Andie felt a lightening of spirit—her parents had respected her!—and decided just then that she would host a feast for the family that night. She couldn't remember the last time she had made a meal for any of her family; certainly it had been years and years. And it was such a caring and generous thing to do, to cook for people you loved. She would send a text to Rumi and also ask Bob to encourage her to join them; the invitation might be better coming from both of her parents. Andie might not succeed in getting the Reynolds family to join hands in a prayer of thanks, but at least she would have the satisfaction of giving a gift.

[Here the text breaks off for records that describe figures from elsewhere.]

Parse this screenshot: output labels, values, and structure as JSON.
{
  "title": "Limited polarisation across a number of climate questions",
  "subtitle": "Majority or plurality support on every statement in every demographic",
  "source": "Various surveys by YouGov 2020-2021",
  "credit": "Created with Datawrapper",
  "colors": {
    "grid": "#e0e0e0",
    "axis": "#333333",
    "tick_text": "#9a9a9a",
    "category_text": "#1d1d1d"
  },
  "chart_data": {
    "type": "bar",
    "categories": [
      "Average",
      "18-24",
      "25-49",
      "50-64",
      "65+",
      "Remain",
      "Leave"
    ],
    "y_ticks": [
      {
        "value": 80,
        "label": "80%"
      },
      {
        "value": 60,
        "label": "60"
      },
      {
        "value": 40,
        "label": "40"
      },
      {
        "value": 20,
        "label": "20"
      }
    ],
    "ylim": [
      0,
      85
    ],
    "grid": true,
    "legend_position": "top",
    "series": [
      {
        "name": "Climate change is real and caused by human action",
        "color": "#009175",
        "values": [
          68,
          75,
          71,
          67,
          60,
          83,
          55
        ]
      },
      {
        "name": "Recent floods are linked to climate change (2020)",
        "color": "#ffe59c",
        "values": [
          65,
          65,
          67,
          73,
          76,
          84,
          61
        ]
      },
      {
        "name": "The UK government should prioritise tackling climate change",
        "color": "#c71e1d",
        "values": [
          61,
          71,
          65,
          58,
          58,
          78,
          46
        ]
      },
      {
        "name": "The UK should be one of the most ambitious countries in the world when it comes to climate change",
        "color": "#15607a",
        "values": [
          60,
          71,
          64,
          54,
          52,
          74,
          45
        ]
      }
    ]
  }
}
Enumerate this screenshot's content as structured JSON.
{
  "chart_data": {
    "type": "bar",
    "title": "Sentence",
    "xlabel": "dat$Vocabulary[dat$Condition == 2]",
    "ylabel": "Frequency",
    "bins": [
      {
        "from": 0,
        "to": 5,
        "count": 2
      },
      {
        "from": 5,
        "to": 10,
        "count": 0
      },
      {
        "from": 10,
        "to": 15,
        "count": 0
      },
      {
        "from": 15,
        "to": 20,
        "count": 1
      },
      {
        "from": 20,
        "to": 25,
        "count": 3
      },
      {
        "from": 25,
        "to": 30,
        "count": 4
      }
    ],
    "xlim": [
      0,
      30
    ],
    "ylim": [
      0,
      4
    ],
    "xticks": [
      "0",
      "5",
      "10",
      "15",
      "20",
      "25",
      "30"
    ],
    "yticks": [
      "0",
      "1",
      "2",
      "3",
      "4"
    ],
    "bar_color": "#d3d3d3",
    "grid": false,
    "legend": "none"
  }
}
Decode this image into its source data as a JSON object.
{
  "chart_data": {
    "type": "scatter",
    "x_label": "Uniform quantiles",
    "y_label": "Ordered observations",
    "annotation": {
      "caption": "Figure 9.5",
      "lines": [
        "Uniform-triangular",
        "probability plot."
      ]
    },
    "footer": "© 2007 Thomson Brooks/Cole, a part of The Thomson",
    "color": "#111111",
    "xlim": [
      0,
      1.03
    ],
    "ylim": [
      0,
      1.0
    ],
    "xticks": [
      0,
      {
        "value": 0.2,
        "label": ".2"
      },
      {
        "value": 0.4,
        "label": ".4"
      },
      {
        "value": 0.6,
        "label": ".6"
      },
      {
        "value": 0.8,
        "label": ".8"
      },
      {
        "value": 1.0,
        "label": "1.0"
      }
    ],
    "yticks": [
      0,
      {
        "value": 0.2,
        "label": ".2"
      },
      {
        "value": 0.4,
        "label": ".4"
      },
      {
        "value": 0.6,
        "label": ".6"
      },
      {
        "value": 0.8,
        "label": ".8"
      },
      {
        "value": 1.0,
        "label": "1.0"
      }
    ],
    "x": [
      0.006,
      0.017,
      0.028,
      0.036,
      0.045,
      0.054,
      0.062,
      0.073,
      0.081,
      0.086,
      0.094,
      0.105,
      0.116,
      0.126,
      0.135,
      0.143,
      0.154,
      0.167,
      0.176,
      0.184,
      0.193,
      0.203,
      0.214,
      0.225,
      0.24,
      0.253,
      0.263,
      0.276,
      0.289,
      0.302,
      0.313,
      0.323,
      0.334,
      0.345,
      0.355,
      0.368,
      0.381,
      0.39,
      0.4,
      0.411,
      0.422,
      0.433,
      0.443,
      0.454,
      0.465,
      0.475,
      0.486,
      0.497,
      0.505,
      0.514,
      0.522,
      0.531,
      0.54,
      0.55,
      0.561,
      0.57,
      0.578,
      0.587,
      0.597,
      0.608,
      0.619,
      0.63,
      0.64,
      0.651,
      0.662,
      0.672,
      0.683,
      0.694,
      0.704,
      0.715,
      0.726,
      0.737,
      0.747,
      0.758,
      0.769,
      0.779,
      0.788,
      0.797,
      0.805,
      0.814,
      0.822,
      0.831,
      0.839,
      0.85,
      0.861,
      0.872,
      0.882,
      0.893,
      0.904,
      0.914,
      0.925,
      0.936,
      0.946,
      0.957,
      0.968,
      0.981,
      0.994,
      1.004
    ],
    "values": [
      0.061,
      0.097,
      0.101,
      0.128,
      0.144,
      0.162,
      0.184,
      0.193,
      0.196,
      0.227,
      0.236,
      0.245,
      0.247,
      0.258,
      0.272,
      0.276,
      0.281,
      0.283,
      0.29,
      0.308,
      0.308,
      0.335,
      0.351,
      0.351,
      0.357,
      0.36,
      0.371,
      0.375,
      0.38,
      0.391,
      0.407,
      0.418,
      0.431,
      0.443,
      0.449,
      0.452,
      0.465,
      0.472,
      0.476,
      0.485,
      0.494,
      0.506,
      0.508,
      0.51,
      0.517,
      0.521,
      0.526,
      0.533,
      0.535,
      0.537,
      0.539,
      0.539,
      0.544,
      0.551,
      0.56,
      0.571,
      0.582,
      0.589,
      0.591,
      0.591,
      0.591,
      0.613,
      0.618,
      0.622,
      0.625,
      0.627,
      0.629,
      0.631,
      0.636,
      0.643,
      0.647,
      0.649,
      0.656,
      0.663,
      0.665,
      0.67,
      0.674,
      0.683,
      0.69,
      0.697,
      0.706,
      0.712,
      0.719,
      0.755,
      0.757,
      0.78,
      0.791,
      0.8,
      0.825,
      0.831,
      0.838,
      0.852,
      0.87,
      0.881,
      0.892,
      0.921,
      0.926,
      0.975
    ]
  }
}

Andie pulled out her iPhone and sent a text to Anna Maria, Bob, and to Rumi, inviting them for dinner at six-thirty that evening. Emma had left a note that she would be back soon; Andie would tell her directly. And then she would make a shopping list and head into town. Any ingredient she couldn't find at the grocery store she might be able to secure at the Eclectic Gourmet.
Andie heard the front door open and shut. A moment later Emma came into the kitchen, carrying a bag from the local independent pharmacy. “I took the last of the aspirin that was in the bathroom cupboard,” she said. “So I thought I'd better replace the bottle before Danny decided he'd pay for that, too.”
Andie smiled. “Speaking of Danny doing things for us, I thought I'd give him a break and cook dinner here for everyone tonight.”
Emma smiled. “Just don't expect to make a convert out of Danny. I don't think he'll be giving up his red meat any time soon.”
Andie laughed. “I'm not that naive.” But, she thought, reaching for her bag, if she could at least accomplish a pleasant meal around the family table, she would be happy.